Thursday, September 13, 2012
Curt's post on paths to improvement
Casanave’s third chapter, “Paths to Improvement”, in her textbook, Controversies in Second Language Writing, examines how what became known as process writing emerged as a pedagogy from the writing as a product-oriented versus writing as a process-oriented endeavor. Matsuda in “Process and post-process: A discursive history,” places this opposing writing ideologies in a form of succession in that the process-orientation that was part of a student-centered pedagogy had replaced the product-orientation of a teacher-centered pedagogy, because the development of individual writing competencies is a process that is centered upon the student’s participatory experiences. I have found that to be true in my own writing experiences. Each genre of writing has within it a preconceived idea of what an end product should have as an acceptable example of an article written in that genre.
For example, a good cover-letter and resume will be required to conform to set of acceptable formatting within a culture of the writer’s targeted audience. If the product does not fit within these expectations, it will be rejected.
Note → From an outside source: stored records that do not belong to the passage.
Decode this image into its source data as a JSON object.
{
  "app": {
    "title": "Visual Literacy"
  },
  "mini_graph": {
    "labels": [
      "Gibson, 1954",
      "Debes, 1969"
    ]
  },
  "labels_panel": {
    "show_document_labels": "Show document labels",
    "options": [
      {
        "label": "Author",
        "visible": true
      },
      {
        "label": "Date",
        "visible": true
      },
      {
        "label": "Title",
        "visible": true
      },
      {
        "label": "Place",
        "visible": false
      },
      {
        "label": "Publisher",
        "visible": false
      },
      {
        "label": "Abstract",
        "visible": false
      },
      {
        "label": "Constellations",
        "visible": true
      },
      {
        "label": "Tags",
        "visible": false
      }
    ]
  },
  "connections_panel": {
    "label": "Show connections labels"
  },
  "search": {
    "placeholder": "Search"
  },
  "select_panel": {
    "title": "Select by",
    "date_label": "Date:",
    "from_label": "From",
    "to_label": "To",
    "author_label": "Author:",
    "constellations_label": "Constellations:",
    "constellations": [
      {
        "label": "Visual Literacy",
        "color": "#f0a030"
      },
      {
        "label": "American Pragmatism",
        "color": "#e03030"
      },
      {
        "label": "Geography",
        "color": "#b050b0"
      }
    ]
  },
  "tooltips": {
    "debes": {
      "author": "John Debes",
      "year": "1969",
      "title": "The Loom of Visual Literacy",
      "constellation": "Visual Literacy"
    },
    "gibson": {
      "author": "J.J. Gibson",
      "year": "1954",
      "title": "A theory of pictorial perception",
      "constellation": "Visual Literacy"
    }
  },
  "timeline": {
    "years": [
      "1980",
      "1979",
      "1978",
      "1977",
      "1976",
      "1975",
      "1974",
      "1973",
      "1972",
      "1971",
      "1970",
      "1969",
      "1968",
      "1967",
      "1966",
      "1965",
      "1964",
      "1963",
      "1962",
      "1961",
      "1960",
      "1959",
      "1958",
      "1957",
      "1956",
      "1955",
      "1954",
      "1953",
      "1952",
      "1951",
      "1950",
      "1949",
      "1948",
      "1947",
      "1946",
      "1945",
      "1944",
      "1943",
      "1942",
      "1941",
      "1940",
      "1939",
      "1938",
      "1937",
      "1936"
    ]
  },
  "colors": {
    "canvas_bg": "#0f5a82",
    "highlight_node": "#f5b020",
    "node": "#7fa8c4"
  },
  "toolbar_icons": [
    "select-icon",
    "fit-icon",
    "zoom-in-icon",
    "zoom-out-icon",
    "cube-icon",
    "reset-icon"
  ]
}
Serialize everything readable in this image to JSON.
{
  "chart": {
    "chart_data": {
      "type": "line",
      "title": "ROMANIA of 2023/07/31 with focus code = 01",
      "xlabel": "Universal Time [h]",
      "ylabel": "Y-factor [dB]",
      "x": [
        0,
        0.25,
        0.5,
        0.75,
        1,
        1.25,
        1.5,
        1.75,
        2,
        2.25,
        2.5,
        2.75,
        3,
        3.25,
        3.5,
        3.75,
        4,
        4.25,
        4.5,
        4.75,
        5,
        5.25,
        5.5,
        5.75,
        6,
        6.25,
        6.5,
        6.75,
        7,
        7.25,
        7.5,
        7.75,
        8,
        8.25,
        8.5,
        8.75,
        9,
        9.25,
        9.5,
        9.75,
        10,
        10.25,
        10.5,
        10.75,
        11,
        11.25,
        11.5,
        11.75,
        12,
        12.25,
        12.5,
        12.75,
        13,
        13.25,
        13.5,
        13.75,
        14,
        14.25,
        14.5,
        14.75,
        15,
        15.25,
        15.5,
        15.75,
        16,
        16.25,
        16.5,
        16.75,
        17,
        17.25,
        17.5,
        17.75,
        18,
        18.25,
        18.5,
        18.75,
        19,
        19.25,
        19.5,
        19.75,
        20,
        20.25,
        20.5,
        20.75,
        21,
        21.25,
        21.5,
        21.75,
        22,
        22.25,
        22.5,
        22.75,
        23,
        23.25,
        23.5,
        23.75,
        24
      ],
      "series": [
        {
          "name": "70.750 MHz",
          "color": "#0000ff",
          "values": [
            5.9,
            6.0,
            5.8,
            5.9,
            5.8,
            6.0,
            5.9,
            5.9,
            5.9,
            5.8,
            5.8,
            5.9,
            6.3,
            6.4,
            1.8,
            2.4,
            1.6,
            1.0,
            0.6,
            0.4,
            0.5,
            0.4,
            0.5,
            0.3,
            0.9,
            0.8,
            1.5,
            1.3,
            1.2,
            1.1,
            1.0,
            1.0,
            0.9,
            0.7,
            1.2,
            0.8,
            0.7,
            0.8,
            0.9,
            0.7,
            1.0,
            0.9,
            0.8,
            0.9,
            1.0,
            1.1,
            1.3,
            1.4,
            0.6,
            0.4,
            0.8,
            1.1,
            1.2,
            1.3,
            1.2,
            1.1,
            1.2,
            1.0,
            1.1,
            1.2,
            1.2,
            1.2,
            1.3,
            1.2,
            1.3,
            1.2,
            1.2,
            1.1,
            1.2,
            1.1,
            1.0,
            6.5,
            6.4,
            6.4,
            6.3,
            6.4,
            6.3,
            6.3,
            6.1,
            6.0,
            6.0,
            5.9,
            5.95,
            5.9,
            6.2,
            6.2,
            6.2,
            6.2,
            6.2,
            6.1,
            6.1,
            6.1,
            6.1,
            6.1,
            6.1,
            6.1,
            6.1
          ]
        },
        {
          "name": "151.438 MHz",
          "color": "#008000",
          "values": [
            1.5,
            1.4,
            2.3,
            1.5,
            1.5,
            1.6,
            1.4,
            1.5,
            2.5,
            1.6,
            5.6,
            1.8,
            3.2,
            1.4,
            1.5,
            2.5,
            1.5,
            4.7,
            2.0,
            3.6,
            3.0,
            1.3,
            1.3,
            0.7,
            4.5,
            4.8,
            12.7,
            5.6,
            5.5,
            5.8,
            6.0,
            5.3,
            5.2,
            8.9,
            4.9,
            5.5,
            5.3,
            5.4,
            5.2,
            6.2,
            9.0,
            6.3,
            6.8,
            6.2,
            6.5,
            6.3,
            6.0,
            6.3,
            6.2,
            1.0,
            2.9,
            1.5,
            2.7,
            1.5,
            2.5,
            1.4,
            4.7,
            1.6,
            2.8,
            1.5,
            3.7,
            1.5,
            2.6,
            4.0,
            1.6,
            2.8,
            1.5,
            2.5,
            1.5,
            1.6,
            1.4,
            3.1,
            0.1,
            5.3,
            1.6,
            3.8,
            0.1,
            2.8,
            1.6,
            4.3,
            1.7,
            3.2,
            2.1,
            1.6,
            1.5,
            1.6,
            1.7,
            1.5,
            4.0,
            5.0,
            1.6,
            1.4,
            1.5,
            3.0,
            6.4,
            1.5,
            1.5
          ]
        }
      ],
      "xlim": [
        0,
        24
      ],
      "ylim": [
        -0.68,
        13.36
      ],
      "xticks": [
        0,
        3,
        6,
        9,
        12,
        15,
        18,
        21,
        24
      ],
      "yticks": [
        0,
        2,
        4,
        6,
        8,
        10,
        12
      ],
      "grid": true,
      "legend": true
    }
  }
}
The process-orientated model is established to center upon the student’s needs to develop what will become a good resume with an appropriate cover-letter for it given purpose of soliciting the writer’s targeted audience. Since no one has been known to be born knowing how to construct the perfect resumes or basically any other genre of writing upon their first try, writing then had to become a process-oriented endeavor, thus this activity is a recursive cycle.
Then researchers have begun to examine writing as an activity endeavor that is as much a part of the relationship with the social environment of the individual writer’s discourse community. Atkinson examines in “L2 writing in the post-process era: Introduction” that the writing process-pedagogy paradigm has shifted to a post-process conceptualization with the act of composition as being considered to be a cultural activity. However, I do see writing as an action that is only affected by culture, but it provides a powerful discourse medium for affecting culture as well. Writers through the use of their writing have made profound sociocultural changes not only through their content, but also through their manner used in presenting that content as well.
Looking at text, the long explanatory narrative passages have in many instances given way to using dialogue and constructed examples as a means of conveying meaning. The typical responses against the long passages are that reading such a vast sea for text is usually “boring” or “confusingly unclear” that seems to encourage more lively dialogue in fiction and clearly presented concise examples in non-fiction. As a previous middle and high school teacher, I find that the examinations of rhetorical and compositional methodologies to be both insightful in gaining a greater understanding of the writing endeavor itself as well as to be able to teach this endeavor to others in a meaningful way.